The only added step when using instance methods instead of static ones is that we need to instantiate the class before calling its methods. That is, instead of this:

1 <?php
2 Db::query(...);
3 ?>

We would do this:

1 <?php
2 $db = new Db();
3 $db->query(...);
4 ?>

Even though it is more work in the beginning, I recommend instance methods over static ones. Among other things, it gives us a constructor method that can be called on instantiation, and it makes testing easier in many cases.

If you like, you may wish to start by converting to static methods, and then later convert the static methods to instance methods, along with all the related method calls. However, your schedule and preferences will dictate which approach you choose.

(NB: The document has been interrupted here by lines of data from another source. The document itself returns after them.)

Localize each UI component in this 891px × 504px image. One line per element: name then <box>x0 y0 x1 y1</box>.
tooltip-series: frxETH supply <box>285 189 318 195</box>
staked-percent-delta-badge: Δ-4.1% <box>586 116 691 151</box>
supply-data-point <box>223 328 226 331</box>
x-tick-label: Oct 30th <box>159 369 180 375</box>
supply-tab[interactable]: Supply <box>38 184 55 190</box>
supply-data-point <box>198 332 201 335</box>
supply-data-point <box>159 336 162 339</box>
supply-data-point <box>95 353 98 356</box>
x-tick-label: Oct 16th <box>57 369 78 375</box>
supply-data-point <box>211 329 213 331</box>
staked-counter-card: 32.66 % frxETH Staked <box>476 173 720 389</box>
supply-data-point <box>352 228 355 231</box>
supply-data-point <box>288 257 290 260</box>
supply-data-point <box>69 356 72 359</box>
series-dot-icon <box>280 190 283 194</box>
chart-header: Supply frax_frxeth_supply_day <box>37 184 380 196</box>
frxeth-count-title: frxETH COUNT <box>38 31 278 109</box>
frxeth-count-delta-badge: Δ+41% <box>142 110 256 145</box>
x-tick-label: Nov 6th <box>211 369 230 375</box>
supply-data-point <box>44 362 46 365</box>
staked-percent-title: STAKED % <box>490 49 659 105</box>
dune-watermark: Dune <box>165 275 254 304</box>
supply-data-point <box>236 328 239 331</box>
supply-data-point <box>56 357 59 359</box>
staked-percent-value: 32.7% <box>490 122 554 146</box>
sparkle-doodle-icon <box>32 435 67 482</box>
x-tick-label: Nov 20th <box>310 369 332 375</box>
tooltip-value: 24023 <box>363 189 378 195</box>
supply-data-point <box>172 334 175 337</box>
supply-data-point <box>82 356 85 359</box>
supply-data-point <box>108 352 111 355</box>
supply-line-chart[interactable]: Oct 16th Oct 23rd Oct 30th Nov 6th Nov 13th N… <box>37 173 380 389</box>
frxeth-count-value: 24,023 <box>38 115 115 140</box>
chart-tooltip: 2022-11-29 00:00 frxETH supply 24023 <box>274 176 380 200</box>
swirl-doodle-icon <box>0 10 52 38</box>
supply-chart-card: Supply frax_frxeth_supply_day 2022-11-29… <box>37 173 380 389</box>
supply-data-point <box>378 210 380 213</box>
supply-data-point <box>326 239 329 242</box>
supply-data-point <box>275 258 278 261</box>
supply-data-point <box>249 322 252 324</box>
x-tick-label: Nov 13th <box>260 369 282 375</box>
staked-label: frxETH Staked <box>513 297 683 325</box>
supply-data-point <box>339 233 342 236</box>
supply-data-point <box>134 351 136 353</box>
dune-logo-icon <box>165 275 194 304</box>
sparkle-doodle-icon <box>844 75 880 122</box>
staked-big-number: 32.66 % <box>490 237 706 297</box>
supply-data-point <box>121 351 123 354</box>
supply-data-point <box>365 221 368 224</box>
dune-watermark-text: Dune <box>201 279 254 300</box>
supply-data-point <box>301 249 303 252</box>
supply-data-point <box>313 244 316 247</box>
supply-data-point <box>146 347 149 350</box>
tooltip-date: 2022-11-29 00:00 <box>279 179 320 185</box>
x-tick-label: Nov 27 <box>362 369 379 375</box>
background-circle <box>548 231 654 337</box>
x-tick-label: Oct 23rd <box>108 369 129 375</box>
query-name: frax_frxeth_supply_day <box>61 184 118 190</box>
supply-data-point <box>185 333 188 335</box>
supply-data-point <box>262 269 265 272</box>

Can we automate this process?

As I have noted before, this is a tedious, tiresome, and time-consuming process. Depending on the size of the codebase, it may take days or weeks of effort to fully consolidate the classes and functions for autoloading. It would be great if there was some way to automate the process to make it both faster and more reliable.

Unfortunately, I have not yet discovered any tools that make this process easier. As far as I can tell, this kind of refactoring is still best done by hand with strong attention to detail. Having obsessive tendencies and long periods of uninterrupted concentration on this task are likely to be of benefit here.